Un diplomate sous couvert d’anonymat estimait toutefois hier que l’annonce aurait lieu « avant l’arrivée de Rice », la conseillère du président américain George W. Bush pour la Sécurité nationale, attendue samedi dans la région pour tenter de sortir la « feuille de route » de l’impasse dans laquelle elle se trouve.
Dans la pratique, l’absence de trêve bloque complètement le début d’application de cette « feuille de route », lancée par M. Bush lors d’un sommet le 4 juin à Aqaba en présence du Premier ministre israélien Ariel Sharon et de son homologue palestinien Mahmoud Abbas. Car M. Abbas, qui exclut de recourir à la force contre les groupes armés palestiniens, principalement les islamistes du Hamas, refuse de prendre le contrôle de zones de la bande de Gaza que l’armée israélienne a accepté de transférer aux forces de sécurité palestiniennes si une trêve n’est pas préalablement proclamée.

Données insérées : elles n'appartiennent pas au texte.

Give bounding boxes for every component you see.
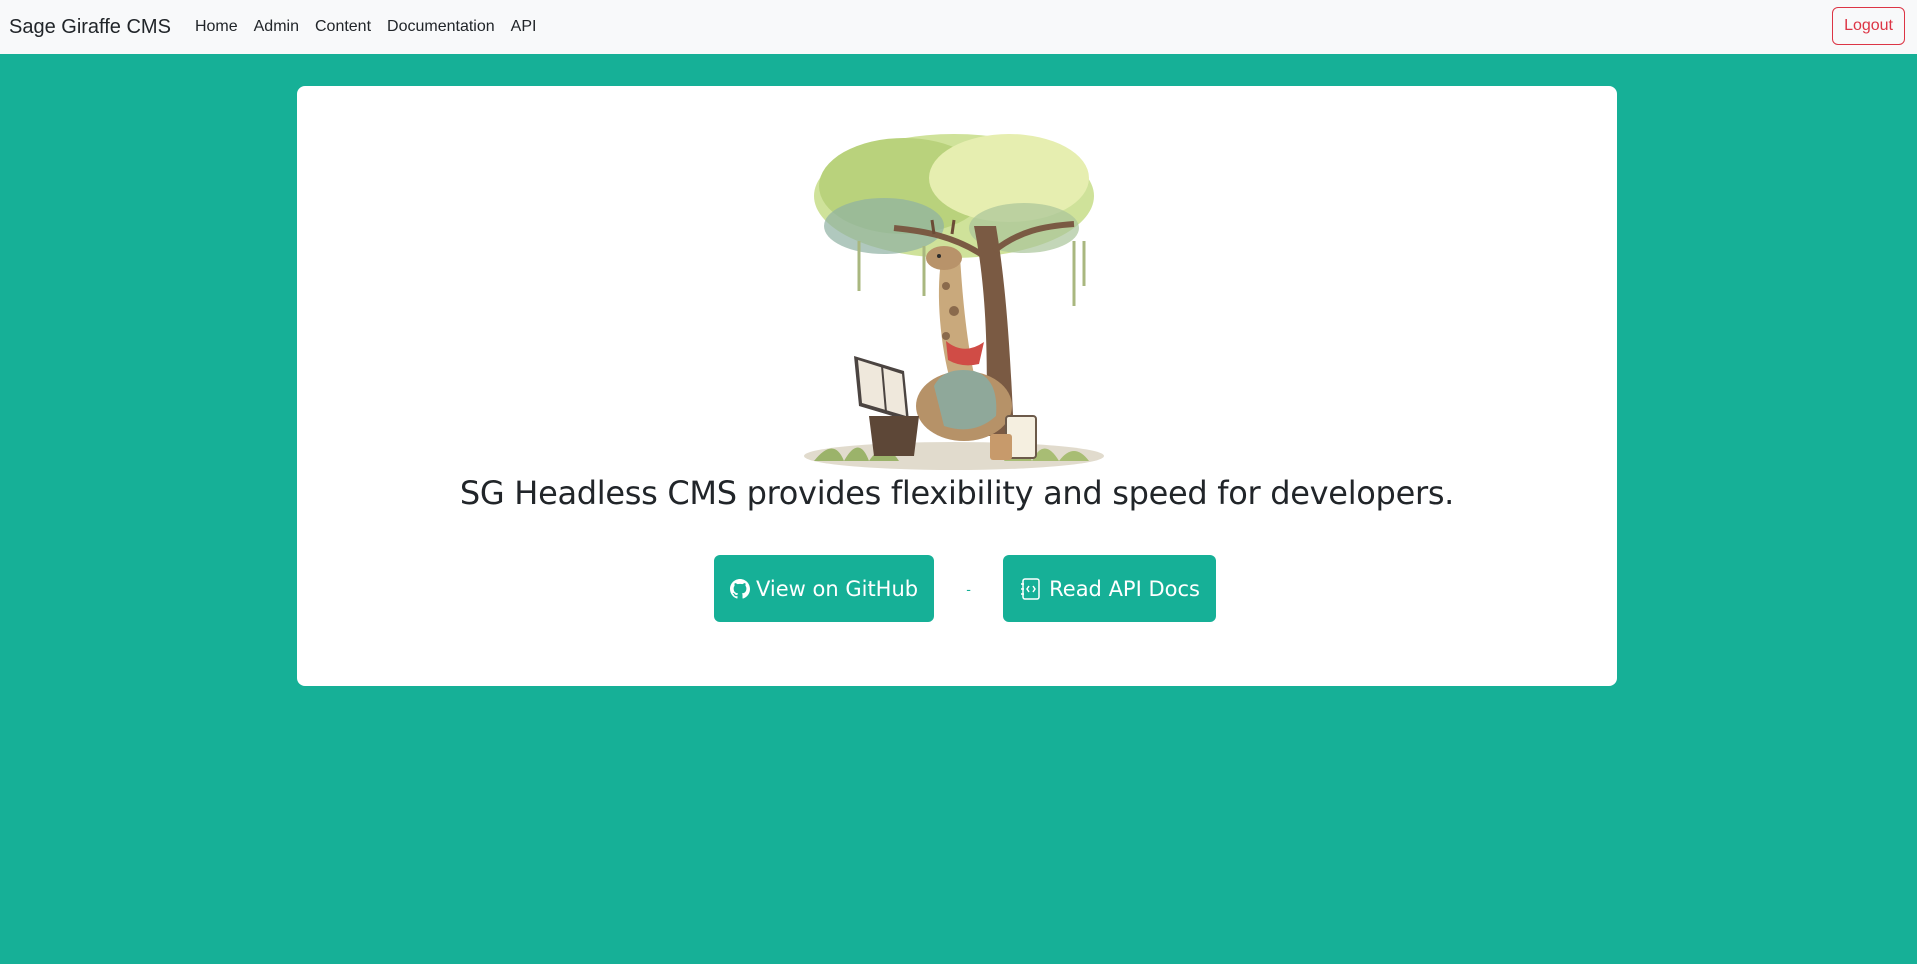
brand-link[interactable]: Sage Giraffe CMS (9, 16, 171, 39)
nav-link-content[interactable]: Content (315, 18, 371, 36)
code-notebook-icon (1021, 577, 1040, 600)
nav-link-home[interactable]: Home (195, 18, 238, 36)
logout-button[interactable]: Logout (1832, 7, 1905, 45)
github-icon (730, 578, 750, 599)
read-api-docs-button[interactable]: Read API Docs (1003, 555, 1216, 622)
nav-link-admin[interactable]: Admin (254, 18, 299, 36)
giraffe-reading-illustration (804, 134, 1104, 470)
navbar: Sage Giraffe CMS Home Admin Content Docu… (0, 0, 1917, 54)
nav-links: Home Admin Content Documentation API (195, 18, 553, 36)
hero-tagline: SG Headless CMS provides flexibility and… (459, 474, 1455, 512)
button-separator: - (966, 580, 971, 597)
nav-link-documentation[interactable]: Documentation (387, 18, 495, 36)
read-api-docs-label: Read API Docs (1049, 576, 1200, 601)
hero-actions: View on GitHub - Read API Docs (714, 555, 1216, 622)
view-on-github-button[interactable]: View on GitHub (714, 555, 935, 622)
nav-link-api[interactable]: API (511, 18, 537, 36)
view-on-github-label: View on GitHub (756, 576, 919, 601)
hero-card: SG Headless CMS provides flexibility and… (297, 86, 1617, 686)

M. Abbas ne veut pas, en effet, prendre le risque d’être contraint d’user de la force contre le Hamas si celui-ci vient à lancer des attaques contre Israël à partir de zones transférées au contrôle de l’Autorité palestinienne.
Tout est donc conditionné à cette trêve, qu’on annonce comme imminente depuis des jours, mais qui se fait attendre. « L’accord est prêt, mais maintenant il faut l’annoncer », commentait le diplomate cité plus haut.
Des responsables palestiniens ont indiqué mercredi qu’un projet d’accord de cessez-le-feu de trois mois avait été rédigé par les principaux mouvements palestiniens. Le premier des trois points de cet accord porterait sur une trêve de trois mois à la fois en Israël, mais aussi dans les territoires palestiniens, ce qui représenterait une concession majeure de ces groupes, Israël s’engageant en contrepartie à suspendre ses propres actions. Or, c’est là que le bât blesse.
Ces mouvements veulent en effet « des garanties de la part des Israéliens, et peut-être des assurances de la part des Américains » que l’État hébreu cessera ses opérations de liquidation de militants, comme celle de mercredi, et ses incursions en territoire palestinien, affirme l’analyste palestinien Ali al-Jerbaoui. Mais il se déclare aussi persuadé qu’ils ne recevront pas ces assurances, et qu’en dernier ressort, ils devront se résigner à annoncer une trêve tout en précisant qu’ils se réservent le droit de reprendre leurs attaques si Israël ne suspend pas ses propres opérations.
Le problème est que la poursuite des raids israéliens les place dans une position politique délicate. « Je pense que le Hamas est maintenant réticent » à annoncer un cessez-le-feu, « parce que ce serait une source d’embarras de le faire alors que les Israéliens frappent tous les jours », explique M. Jerbaoui.
L’essentiel pour le Hamas, selon le diplomate cité précédemment, est de laisser passer un temps suffisant après le raid de mercredi afin de ne pas perdre la face. Si la trêve est annoncée d’ici à samedi, Mme Rice pourra alors finaliser l’accord israélo-palestinien sur un retrait de l’armée israélienne des zones réoccupées de la bande de Gaza et proclamer que la « feuille de route » est sauvée. Mais comme le souligne ce diplomate, ce « scénario idéal (...) n’est pas à l’abri d’un événement qui fasse dérailler le processus ».